Barakat, in her latest novel, published by And Other Stories, plays an elaborate guessing game with her reader while simultaneously creating a psychological profile of a man undone by trauma and mapping a bustling city ravaged by violence.
From the outset we learn that Mr N is a man with very specific habits and tastes. He is a stickler for precision. He favours pencils over pens (“Ink behaved like a dictator: ordering, forbidding, controlling, brooking no dissent. Lead, meanwhile was merciful, quick to forgive mistakes”). He hates going out. And he is resistant to change.
But lately Mr N has managed to embrace change by leaving his beloved Beirut apartment and checking into a hotel — or what he believes is a hotel. He cannot remember why he moved (or, for that matter, what month it is) but he has adjusted to his new living quarters and is grateful to the attentive “manager” Mr Andrew and to kind Miss Zahra who routinely drops by to examine him.
Mr N hasn’t read or written anything for some time because whenever he has tried to focus, he has found that “letters would separate from each other to make space for squirming, ugly little intruders that robbed the words of their meaning”. There have also been distractions in the form of quarrelling neighbours, unwanted dinner invitations and an unexpected visit from his brother.
Events take a murky turn when Mr N ventures out into the hotel garden one night. He wanders farther afield and spies a ruthless war criminal called Luqman lurking in the doorway of an internet cafe — not one of his old adversaries but rather a character from one of his novels. Does Luqman pose a concrete threat or is Mr N his own worst enemy?
Beirut-born Barakat has written an intricate and enthralling novel that skilfully explores identity, insanity, the power of words and the nature of reality. People and places are vividly rendered. Her native city comes alive when she allows her title character to take leave of his “little circle of light” and lose himself in districts scarred by poverty and brutality.
When Mr N isn’t roaming streets and alleys — “labyrinths of the marginalised, the accursed, and the poor” — and recording their sights and sounds, he is taking trips down memory lane and sifting through agonising episodes from his early years. He tells of his father, a doctor whose demons drove him over the edge, and his mother who, having hoped for a daughter, didn’t hide her disappointment and didn’t show him love.
“Thurayya treated me as though I were an intruder in her life,” he reveals. “And I treated myself as though I were an intruder upon life itself.” Unsurprisingly, he grew up “a child of the corners, the shadows, the silent, shameful hiding places”.
All of which seems focused and clear-cut.

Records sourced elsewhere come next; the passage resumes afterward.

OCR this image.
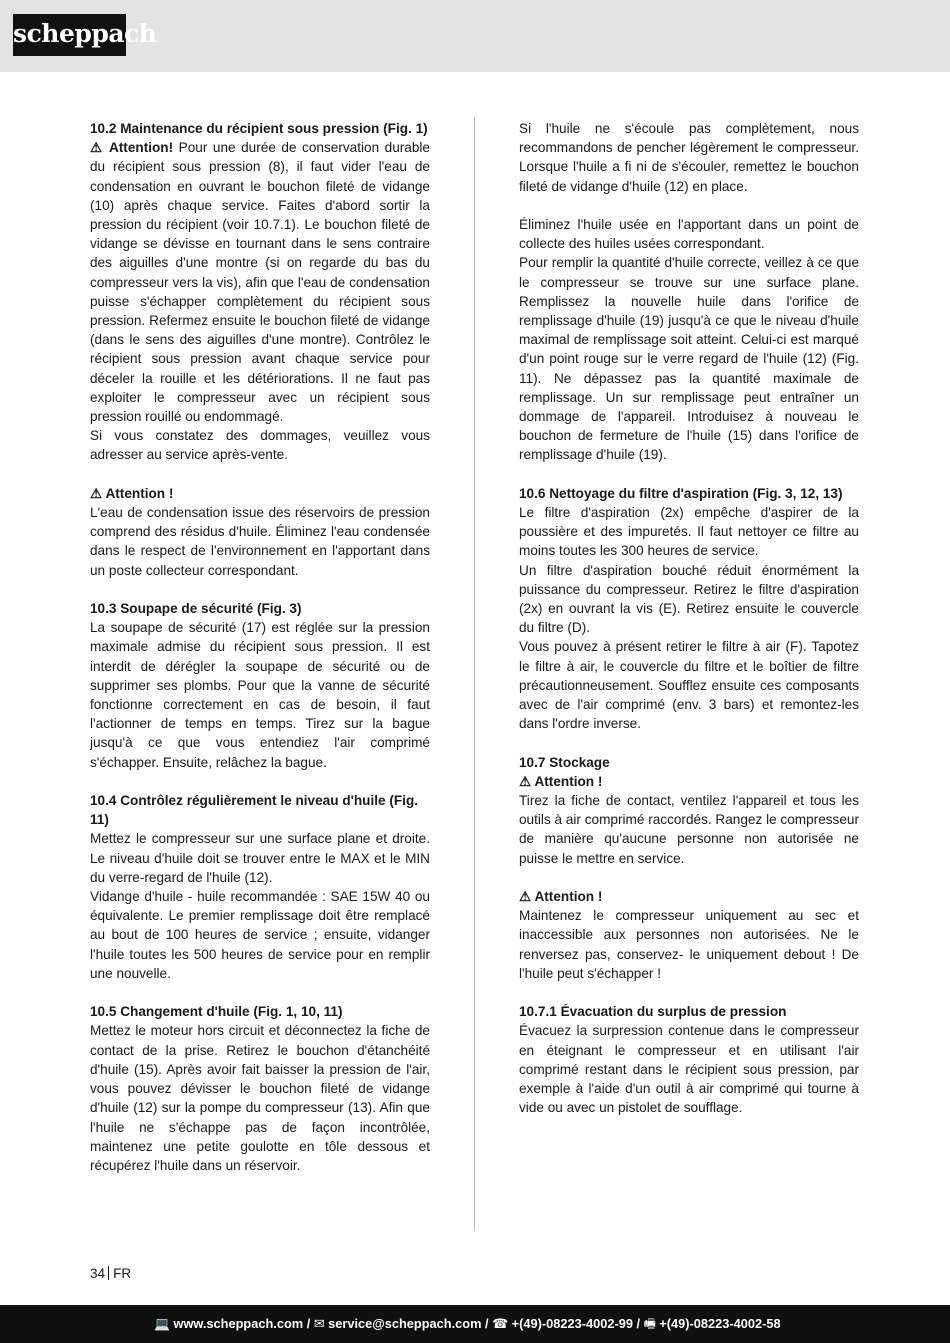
scheppach

10.2 Maintenance du récipient sous pression (Fig. 1)

⚠ Attention! Pour une durée de conservation durable du récipient sous pression (8), il faut vider l'eau de condensation en ouvrant le bouchon fileté de vidange (10) après chaque service. Faites d'abord sortir la pression du récipient (voir 10.7.1). Le bouchon fileté de vidange se dévisse en tournant dans le sens contraire des aiguilles d'une montre (si on regarde du bas du compresseur vers la vis), afin que l'eau de condensation puisse s'échapper complètement du récipient sous pression. Refermez ensuite le bouchon fileté de vidange (dans le sens des aiguilles d'une montre). Contrôlez le récipient sous pression avant chaque service pour déceler la rouille et les détériorations. Il ne faut pas exploiter le compresseur avec un récipient sous pression rouillé ou endommagé.

Si vous constatez des dommages, veuillez vous adresser au service après-vente.

⚠ Attention !

L'eau de condensation issue des réservoirs de pression comprend des résidus d'huile. Éliminez l'eau condensée dans le respect de l'environnement en l'apportant dans un poste collecteur correspondant.

10.3 Soupape de sécurité (Fig. 3)

La soupape de sécurité (17) est réglée sur la pression maximale admise du récipient sous pression. Il est interdit de dérégler la soupape de sécurité ou de supprimer ses plombs. Pour que la vanne de sécurité fonctionne correctement en cas de besoin, il faut l'actionner de temps en temps. Tirez sur la bague jusqu'à ce que vous entendiez l'air comprimé s'échapper. Ensuite, relâchez la bague.

10.4 Contrôlez régulièrement le niveau d'huile (Fig. 11)

Mettez le compresseur sur une surface plane et droite. Le niveau d'huile doit se trouver entre le MAX et le MIN du verre-regard de l'huile (12).

Vidange d'huile - huile recommandée : SAE 15W 40 ou équivalente. Le premier remplissage doit être remplacé au bout de 100 heures de service ; ensuite, vidanger l'huile toutes les 500 heures de service pour en remplir une nouvelle.

10.5 Changement d'huile (Fig. 1, 10, 11)

Mettez le moteur hors circuit et déconnectez la fiche de contact de la prise. Retirez le bouchon d'étanchéité d'huile (15). Après avoir fait baisser la pression de l'air, vous pouvez dévisser le bouchon fileté de vidange d'huile (12) sur la pompe du compresseur (13). Afin que l'huile ne s'échappe pas de façon incontrôlée, maintenez une petite goulotte en tôle dessous et récupérez l'huile dans un réservoir.

Si l'huile ne s'écoule pas complètement, nous recommandons de pencher légèrement le compresseur. Lorsque l'huile a fi ni de s'écouler, remettez le bouchon fileté de vidange d'huile (12) en place.

Éliminez l'huile usée en l'apportant dans un point de collecte des huiles usées correspondant.

Pour remplir la quantité d'huile correcte, veillez à ce que le compresseur se trouve sur une surface plane. Remplissez la nouvelle huile dans l'orifice de remplissage d'huile (19) jusqu'à ce que le niveau d'huile maximal de remplissage soit atteint. Celui-ci est marqué d'un point rouge sur le verre regard de l'huile (12) (Fig. 11). Ne dépassez pas la quantité maximale de remplissage. Un sur remplissage peut entraîner un dommage de l'appareil. Introduisez à nouveau le bouchon de fermeture de l'huile (15) dans l'orifice de remplissage d'huile (19).

10.6 Nettoyage du filtre d'aspiration (Fig. 3, 12, 13)

Le filtre d'aspiration (2x) empêche d'aspirer de la poussière et des impuretés. Il faut nettoyer ce filtre au moins toutes les 300 heures de service.

Un filtre d'aspiration bouché réduit énormément la puissance du compresseur. Retirez le filtre d'aspiration (2x) en ouvrant la vis (E). Retirez ensuite le couvercle du filtre (D).

Vous pouvez à présent retirer le filtre à air (F). Tapotez le filtre à air, le couvercle du filtre et le boîtier de filtre précautionneusement. Soufflez ensuite ces composants avec de l'air comprimé (env. 3 bars) et remontez-les dans l'ordre inverse.

10.7 Stockage

⚠ Attention !

Tirez la fiche de contact, ventilez l'appareil et tous les outils à air comprimé raccordés. Rangez le compresseur de manière qu'aucune personne non autorisée ne puisse le mettre en service.

⚠ Attention !

Maintenez le compresseur uniquement au sec et inaccessible aux personnes non autorisées. Ne le renversez pas, conservez- le uniquement debout ! De l'huile peut s'échapper !

10.7.1 Évacuation du surplus de pression

Évacuez la surpression contenue dans le compresseur en éteignant le compresseur et en utilisant l'air comprimé restant dans le récipient sous pression, par exemple à l'aide d'un outil à air comprimé qui tourne à vide ou avec un pistolet de soufflage.

34 FR
💻 www.scheppach.com / ✉ service@scheppach.com / ☎ +(49)-08223-4002-99 / 🖷 +(49)-08223-4002-58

And yet we never lose sight of the fact that Mr N is a deeply unreliable narrator given to paranoia, nightmares and delusions. Again and again he wrongfoots us by overlapping past and present and merging reality with fiction. We start to question what we are reading. Is he writing a new novel or recounting his life story? Was he a witness to a suicide or in fact an accomplice in a murder? And is there method in his madness?
Towards the end of the book, Barakat offers answers by way of a horrific act — only to throw us once again on the final page with a jaw-dropping, game-changing reveal.
Her novel is a complex one that at times proves disorientating. However, it pays huge dividends to those who surrender to the chaos, absurdity and confusion that constitute Mr N’s world.